Vesenij Mitschurinskij war ok, aber wahrscheinlich durch meine (Über)Düngung nicht so gut wie im Vorjahr (auch einige andere Tomatenpflanzen waren nach dem Düngen nur merkwürdig gestaucht weiter gewachsen).
Kommen wir zum eher enttäuschenden Rest:
Die Nachzucht des orange-roten Sämlings von 2016 hat sich tatsächlich als Kreuzung geoutet: beide Pflanzen waren zwar kartoffel-blättrig und dieses mal eindeutig Fleischtomaten, aber ihre Farbe war unterschiedlich: die eine rosa-rot, die andere orange-rot; auf jeden Fall scheint ein Elternteil „Brandywine Pink“ zu sein. Geschmacklich waren sie gutes Mittelmaß.

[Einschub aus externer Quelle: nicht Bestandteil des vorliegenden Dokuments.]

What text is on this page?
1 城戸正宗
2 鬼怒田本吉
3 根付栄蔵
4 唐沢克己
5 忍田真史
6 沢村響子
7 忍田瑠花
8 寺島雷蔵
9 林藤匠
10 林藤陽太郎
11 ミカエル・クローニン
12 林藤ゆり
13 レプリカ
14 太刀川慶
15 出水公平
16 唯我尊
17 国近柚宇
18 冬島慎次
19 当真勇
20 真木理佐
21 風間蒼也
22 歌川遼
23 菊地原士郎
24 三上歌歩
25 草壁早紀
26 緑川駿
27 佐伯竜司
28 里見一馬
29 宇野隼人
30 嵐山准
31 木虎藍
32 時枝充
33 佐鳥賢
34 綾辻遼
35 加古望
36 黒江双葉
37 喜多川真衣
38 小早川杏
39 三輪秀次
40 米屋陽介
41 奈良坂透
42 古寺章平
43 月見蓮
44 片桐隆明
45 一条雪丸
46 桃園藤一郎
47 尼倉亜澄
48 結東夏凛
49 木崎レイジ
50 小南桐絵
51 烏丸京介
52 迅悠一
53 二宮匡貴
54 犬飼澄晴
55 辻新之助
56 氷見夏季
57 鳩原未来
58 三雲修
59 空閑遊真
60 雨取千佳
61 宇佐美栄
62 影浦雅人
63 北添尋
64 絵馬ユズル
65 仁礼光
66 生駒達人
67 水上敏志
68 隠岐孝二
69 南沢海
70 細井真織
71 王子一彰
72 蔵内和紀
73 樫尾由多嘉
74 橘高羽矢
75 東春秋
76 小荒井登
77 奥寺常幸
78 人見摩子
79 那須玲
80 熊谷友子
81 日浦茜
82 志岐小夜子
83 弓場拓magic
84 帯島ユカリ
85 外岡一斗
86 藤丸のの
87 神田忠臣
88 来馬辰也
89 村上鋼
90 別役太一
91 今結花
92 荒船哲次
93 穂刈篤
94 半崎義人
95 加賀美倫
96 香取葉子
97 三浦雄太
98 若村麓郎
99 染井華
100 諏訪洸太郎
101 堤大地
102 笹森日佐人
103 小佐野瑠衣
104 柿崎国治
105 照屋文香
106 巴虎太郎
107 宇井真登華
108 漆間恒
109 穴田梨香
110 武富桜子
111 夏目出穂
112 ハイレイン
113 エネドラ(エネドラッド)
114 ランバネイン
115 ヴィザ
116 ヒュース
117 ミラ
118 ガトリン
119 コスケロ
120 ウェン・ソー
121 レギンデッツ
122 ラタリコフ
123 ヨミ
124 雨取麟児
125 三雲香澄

Ribatejo braucht sicher portugiesisches Klima, um genügend Geschmacksstoffe zu bilden, genauso wie die aus spanischen Landen stammenden „Rote Fuerte“ und „Pera Negra“ scheinbar nur unter heimischen Klimabedingungen annehmbar schmecken können; letztere wuchs zwar wunderbar hoch und hatte zahlreiche Rispen mit perfekt aussehenden, braun-roten Früchten, aber….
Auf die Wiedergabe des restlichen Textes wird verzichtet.